Suits Targeting Non-Solicits Under Other States' Noncompete Bans
The recent California lawsuits are part of a growing trend of offensive legal actions by employees seeing to void restrictive covenants under noncompete bans. Late last year, a proposed class of Amazon workers filed a complaint alleging that the company violated a Washington law prohibiting noncompetes for low-wage workers by requiring employees to enter illegal non-competition covenants "disguised" as non-solicitation agreements.3 The complaint alleged that the Washington noncompete prohibition must be liberally construed by courts to cover non-solicitation clauses as well. Recently, the court denied Amazon's motion for judgment on the pleadings and the workers' motion for partial summary judgment, so the case will move forward.
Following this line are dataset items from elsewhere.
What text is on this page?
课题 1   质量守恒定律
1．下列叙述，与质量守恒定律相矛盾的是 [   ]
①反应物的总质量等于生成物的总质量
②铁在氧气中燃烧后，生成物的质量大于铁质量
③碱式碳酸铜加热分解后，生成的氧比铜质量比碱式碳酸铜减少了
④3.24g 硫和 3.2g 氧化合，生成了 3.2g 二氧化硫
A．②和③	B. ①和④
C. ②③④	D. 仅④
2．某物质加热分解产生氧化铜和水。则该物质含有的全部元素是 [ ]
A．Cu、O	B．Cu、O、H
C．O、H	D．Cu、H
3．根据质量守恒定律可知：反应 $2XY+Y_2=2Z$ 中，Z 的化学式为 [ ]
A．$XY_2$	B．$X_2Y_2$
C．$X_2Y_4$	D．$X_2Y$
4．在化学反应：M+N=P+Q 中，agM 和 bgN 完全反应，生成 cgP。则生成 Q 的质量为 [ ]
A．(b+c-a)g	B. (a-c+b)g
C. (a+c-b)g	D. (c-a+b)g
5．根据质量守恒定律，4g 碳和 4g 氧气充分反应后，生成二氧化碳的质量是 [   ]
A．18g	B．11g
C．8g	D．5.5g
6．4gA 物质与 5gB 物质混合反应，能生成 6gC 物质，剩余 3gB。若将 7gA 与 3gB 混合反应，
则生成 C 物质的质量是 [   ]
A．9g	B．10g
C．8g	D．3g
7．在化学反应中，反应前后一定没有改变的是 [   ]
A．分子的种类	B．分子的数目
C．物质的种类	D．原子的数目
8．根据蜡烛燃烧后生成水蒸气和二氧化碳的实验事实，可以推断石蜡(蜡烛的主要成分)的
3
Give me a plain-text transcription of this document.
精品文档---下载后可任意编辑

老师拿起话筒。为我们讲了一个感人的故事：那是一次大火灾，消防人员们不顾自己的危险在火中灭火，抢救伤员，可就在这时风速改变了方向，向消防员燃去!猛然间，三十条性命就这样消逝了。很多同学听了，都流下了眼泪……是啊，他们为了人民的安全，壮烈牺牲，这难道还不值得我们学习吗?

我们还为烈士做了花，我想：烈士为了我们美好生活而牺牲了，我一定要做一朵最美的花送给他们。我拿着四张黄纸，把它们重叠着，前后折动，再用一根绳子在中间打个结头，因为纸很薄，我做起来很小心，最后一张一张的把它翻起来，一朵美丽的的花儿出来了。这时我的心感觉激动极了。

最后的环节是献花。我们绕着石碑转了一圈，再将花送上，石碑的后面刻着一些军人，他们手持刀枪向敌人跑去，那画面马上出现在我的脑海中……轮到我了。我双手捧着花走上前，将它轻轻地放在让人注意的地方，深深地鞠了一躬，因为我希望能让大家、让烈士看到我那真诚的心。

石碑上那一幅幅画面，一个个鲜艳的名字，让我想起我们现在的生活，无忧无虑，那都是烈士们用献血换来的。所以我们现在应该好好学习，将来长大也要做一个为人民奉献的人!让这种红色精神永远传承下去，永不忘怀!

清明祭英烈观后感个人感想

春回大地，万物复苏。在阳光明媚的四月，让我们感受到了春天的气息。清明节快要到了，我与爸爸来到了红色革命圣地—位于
Tortious Interference Suits Based on Inaccurate Noncompete Description
In other states where noncompetes are not banned, employees are looking for creative ways to avoid their noncompete obligations. For example, in Illinois, an employee sued his former employer alleging tortious interference because the former employer allegedly misrepresented the scope of a noncompete he had signed in a letter that the former employer sent to the employee and his new employer.4 Specifically, while the agreement said that the noncompete applied only to the territory in which the employee worked and the employee was planning on working outside of that territory, his former employer's letter said that the noncompete was nationwide. Ultimately, the new employer withdrew its offer of employment. The court denied the former employer's motion to dismiss, holding that there was a dispute over the actual geographic reach of the noncompete as represented in the letter even though the former employer provided the new employer with a copy of the noncompete agreement so the new employer could see the actual language of the noncompete. In doing so, the court explained that a factual inquiry was required to determine whether the terms of the noncompete could be "plausibly construed broadly" or the employer had "knowingly advanced a frivolous interpretation of the agreement." The court further held that although the former employer had a strong claim that its actions were justified because they were limited and made to enforce its legal rights under the noncompete, those issues could not be resolved on a motion to dismiss, in part because the employee could overcome any such privilege by showing that the former employer's conduct had been malicious. The former employer recently moved for summary judgment.
Key Takeaways
Given the continued assault on noncompetes and other restrictive covenants that arguably affect employee mobility, including suits filed by former employees for damages against their former employers, employers should review their restrictive covenants to ensure that they comply with the applicable law where the employee works and resides. Also, when employers send letters to former employees and their new employers about the employee's continuing obligations, including any restrictive covenants, the former employer should be precise in the way it describes the scope of the restrictions. Jenner & Block's Trade Secrets and Restrictive Covenants team is well-situated to assist employers in remaining in compliance and protecting their confidential information and other business interests in this complex legal landscape.
Footnotes
1. See, e.g. Class Action Complaint, Stashik v. Oakley, Inc., (Cal. Super. Ct. May 14, 2025) (the first such case to be filed).
2. Even before the recent amendments to 16600, California courts have held that the protections of Section 16600 apply to California residents and employees of California-based companies, including those who have not yet moved to California. See, e.g., Application Group, Inc. v. Hunter Group, Inc., 61 Cal.App.4th 881, 905 (Cal.App.1. Dist, 1998).
3. Class Action Complaint, Burns v. Amazon.com Servs. LLC, No. 24-2-22574-9 SEA (Wash. Super. Ct. Oct. 2, 2024).
4. Ellicson v. Oden Machinery, Inc., 2023 WL 4181227 (N.D.Ill., 2023).